Prod Co: Egg Pictures. Int'l sales: Universal. US dist: USA Films. Prods: Keith Gordon, Stuart Kleinman, Linda Reisman. Exec prod: Jodie Foster. Scr: Robert Dillon from the novel by Scott Spencer. DoP: Tom Richmond. Prod des: Zoe Sakellaropoulo. Ed: Jeff Wishengrad. Mus: tomandandy. Main cast: Billy Crudup, Jennifer Connelly, Molly Parker, Janet McTeer, Hal Halbrook.

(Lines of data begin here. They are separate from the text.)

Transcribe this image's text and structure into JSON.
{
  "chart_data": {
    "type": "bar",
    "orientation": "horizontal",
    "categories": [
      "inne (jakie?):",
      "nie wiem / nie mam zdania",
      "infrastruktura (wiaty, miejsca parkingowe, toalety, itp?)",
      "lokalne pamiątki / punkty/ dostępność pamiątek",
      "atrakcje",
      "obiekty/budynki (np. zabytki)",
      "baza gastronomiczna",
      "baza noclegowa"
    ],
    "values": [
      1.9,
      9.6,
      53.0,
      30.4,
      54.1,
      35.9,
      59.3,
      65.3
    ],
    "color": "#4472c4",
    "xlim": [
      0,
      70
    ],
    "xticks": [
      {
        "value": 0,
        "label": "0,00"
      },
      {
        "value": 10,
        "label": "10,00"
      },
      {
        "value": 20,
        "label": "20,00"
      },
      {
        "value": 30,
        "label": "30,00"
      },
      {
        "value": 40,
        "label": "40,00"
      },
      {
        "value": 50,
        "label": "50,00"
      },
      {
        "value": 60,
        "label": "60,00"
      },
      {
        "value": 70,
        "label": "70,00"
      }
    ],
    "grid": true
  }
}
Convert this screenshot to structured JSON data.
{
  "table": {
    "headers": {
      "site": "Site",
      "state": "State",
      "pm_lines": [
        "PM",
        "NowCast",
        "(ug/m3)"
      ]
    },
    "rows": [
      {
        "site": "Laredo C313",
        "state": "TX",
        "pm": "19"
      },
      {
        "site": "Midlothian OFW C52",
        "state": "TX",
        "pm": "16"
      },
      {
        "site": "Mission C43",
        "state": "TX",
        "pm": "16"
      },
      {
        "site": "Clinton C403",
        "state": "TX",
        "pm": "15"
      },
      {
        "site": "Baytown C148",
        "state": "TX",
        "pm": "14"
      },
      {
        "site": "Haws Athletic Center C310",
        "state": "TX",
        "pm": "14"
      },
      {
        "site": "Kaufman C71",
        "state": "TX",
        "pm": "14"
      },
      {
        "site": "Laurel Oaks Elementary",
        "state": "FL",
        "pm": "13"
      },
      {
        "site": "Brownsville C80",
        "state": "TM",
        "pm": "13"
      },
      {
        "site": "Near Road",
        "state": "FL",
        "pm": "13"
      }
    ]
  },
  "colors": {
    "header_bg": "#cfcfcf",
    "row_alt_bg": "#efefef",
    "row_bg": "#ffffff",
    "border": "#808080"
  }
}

Director Keith Gordon has a reputation for making distinctive, critically admired features that often fail to find the audience they deserve. Despite some very touching elements, Waking The Dead seems likely to continue that trend. A pungent love story, its sophisticated, time-shuffling construction is distracting and its unresolved narrative elements work against its considerable emotional pull. The result may frustrate mainstream audiences rather than capture their hearts.
Travelling between the early 1970s and the early 1980s, the film recounts the attraction that overwhelms ambitious youngster Fielding Pierce (Crudup) and social activist Sarah (Connelly). Despite significant political differences, their love grows but is tragically curtailed by her death in a car-bombing incident. Eight years later, Pierce is dutifully fulfilling his destiny as an aspiring Congressman yet remains haunted by his past love. As the campaign progresses, he hears Sarah's voice, senses her presence and begins to doubt that she is truly dead.
Whilst unusual in its desire to focus on the clash between idealism and compromise in American politics, Waking The Dead is at its strongest depicting a love that transcends all barriers of time and temperament. Even if Sarah is merely a ghost from the past, it is clear that she represents the best of what Fielding felt his life might be. Between them, Crudup and Connelly conjure a palpable chemistry that reinforces the tender ache of loss that runs through this heartfelt effort.